1970: Fiji becomes independent after nearly a century of British rule; Quebec Labour Minister Pierre Laporte is kidnapped by the Quebec Liberation Front, a militant separatist group. His body is found a week later.
1973: US Vice-President Spiro Agnew resigns after his conviction for income tax evasion.
1980: Thousands of casualties are reported following earthquake in Al Asnan, Algeria.
1985: US jet fighters force an Egyptian airliner carrying hijackers of cruise ship Achille Lauro to land in Italy, where the hijackers are arrested.
1988: Suspected Tamil militants attack a village in northern Sri Lanka, killing at least 47 people as they sleep.
1990: The US freezes $564 million in economic and military aid to Pakistan because of its suspected continued development of nuclear weapons.
1991: German political leaders agree to establish large refugee camps to protect people seeking asylum. The agreement came amid a continuing wave of violence led by neo-Nazi skinhead youths against foreigners in Germany.
1992: A court in Karachi, Pakistan, acquits Asif Ali Zardari, the husband of Opposition Leader Benazir Bhutto, on charges of masterminding the murder of 29 rival political supporters.
1993: Socialist Andreas Papandreou returns to power in Greek elections.

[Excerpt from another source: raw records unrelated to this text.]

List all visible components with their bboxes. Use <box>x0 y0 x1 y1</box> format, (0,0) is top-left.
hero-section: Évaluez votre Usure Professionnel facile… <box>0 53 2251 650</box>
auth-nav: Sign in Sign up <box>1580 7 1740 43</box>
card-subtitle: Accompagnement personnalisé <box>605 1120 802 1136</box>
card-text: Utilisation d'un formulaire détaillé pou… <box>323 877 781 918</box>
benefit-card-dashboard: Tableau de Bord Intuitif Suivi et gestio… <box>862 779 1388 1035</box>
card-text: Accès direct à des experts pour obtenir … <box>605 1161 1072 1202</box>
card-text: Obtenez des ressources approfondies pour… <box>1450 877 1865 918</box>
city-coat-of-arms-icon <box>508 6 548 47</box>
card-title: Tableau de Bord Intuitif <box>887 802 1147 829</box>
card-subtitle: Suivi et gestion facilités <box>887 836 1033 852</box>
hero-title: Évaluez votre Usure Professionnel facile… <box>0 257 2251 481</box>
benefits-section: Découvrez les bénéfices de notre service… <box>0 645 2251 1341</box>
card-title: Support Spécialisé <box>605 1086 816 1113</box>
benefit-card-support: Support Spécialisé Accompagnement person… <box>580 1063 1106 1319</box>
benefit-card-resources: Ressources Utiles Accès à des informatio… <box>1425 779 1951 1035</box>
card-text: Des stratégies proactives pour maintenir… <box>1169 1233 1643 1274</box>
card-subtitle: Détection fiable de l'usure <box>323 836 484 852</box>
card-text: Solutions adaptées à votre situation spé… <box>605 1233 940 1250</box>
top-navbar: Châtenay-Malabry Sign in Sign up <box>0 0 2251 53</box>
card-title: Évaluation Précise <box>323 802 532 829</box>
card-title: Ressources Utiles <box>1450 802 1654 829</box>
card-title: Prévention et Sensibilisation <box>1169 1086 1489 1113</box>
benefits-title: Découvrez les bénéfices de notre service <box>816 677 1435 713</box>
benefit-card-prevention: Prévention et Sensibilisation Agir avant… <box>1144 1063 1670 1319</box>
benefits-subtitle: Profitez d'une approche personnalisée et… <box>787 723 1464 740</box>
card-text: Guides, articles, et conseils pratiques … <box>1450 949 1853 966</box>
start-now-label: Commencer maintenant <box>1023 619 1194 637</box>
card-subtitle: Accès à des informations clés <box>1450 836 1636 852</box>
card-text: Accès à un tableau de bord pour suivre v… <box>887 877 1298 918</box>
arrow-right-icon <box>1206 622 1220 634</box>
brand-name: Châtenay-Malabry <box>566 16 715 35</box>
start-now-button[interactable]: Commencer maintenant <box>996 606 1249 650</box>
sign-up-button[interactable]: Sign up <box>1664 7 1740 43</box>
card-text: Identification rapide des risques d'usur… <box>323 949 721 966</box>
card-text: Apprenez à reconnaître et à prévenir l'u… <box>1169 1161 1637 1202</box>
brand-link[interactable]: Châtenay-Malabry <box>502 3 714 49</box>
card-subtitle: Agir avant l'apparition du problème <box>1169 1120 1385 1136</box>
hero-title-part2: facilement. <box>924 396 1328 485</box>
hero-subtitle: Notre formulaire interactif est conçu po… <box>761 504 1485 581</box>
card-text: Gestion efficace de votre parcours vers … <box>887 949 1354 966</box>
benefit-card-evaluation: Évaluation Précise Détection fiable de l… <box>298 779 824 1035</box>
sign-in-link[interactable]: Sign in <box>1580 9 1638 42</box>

1994: Haitian leader Lt Gen Raoul Cedras resigns, paving the way for the return of exiled President Jean-Bertrand Aristide.
1995: Israel releases about 300 Palestinian prisoners and hands a military government office to the Palestine Liberation Organization in a fitful start to the West Bank autonomy agreement.

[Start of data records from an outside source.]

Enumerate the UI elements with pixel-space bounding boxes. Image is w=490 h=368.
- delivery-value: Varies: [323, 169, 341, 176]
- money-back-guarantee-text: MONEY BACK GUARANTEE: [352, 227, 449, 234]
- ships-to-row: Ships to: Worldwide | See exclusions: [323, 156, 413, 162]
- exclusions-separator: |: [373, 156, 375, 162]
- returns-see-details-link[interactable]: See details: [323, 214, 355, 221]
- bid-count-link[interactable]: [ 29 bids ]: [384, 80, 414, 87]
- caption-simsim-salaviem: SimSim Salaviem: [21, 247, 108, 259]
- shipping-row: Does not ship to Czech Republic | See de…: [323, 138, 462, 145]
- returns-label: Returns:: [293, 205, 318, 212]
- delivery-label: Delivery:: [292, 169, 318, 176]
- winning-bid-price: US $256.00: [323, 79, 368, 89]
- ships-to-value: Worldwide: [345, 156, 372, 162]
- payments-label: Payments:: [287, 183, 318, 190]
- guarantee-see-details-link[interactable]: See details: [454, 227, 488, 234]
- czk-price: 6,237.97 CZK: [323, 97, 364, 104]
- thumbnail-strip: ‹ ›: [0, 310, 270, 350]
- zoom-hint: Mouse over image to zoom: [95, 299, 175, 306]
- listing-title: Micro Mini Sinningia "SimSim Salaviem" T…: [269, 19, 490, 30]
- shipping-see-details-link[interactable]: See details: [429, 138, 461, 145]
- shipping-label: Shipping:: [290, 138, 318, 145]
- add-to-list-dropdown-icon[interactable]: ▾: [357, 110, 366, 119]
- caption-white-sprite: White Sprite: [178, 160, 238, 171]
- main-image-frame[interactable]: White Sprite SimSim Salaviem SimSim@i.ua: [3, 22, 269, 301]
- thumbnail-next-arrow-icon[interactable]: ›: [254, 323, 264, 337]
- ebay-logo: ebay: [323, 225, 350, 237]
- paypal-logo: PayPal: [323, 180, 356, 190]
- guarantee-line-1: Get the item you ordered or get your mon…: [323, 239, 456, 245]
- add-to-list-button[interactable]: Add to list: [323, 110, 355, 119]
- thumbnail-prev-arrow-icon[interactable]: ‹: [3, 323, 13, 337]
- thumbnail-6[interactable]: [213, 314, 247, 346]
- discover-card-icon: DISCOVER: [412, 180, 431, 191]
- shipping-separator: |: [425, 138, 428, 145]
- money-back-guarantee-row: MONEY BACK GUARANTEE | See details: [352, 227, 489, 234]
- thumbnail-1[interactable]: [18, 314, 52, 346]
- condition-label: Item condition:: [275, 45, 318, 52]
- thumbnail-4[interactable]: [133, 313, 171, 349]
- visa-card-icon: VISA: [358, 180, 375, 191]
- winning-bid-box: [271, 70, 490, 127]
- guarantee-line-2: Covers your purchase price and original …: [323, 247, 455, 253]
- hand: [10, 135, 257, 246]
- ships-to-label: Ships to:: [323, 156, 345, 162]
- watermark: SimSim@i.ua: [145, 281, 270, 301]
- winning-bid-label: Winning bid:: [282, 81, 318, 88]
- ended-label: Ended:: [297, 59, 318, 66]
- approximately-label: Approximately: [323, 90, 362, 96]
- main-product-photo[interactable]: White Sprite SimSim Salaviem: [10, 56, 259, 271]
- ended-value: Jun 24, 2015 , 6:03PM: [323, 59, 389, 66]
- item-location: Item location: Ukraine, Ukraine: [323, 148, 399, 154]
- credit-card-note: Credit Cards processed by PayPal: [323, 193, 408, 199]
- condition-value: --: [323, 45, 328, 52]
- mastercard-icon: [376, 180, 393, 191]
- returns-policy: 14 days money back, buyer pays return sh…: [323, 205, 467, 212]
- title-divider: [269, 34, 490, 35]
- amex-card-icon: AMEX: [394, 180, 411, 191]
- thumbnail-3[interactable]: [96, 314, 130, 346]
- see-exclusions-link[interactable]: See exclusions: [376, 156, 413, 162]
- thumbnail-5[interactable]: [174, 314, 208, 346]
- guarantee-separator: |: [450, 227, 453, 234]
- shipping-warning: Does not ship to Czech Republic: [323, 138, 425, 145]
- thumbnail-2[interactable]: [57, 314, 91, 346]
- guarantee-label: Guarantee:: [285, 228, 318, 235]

1996: Afghanistan’s new Taliban rulers search house-to-house for anyone suspected of collaborating with the former regime, unleashing a wave of fear among ethnic minorities.
1997: A former senior FBI official is sentenced to 18 months in prison for his role in covering up a damning report about the 1992 stand-off at white supremacist Randall C Weaver’s cabin near Ruby Ridge, Idaho, which resulted in three deaths.
1998: Rebels use a missile to shoot down a jetliner carrying 40 civilians in eastern Congo, claiming it was ferrying government troops to the besieged town of Kindu.
1999: Cuban President Fidel Castro agrees to an emigration deal with Israel, where members of Cuba’s small Jewish minority are allowed to move to Israel using Canadian-issued exit visas.
2000: Sirimavo Bandaranaike, who 40 years earlier became the world’s first female prime minister, dies of a heart attack in Colombo, Sri Lanka, after voting in parliamentary elections. She was 84.
2003: US President Bush announces measures to increase US pressure on the Government of Cuban President Fidel Castro, including a crackdown on US tourists who visit Cuba illegally and the creation of a high-level task force to plan for a post-Castro Cuba.
2004: Afghans pack polling stations for a historic presidential election that is blemished when all 15 candidates opposing US-backed interim President Hamid Karzai withdrew, charging the government and the UN with fraud and incompetence.
2005: General Augusto Pinochet’s wife and younger son are arrested in Chile’s capital and charged as accomplices in a tax evasion case linked to an investigation into the former dictator’s multimillion-dollar fortune overseas.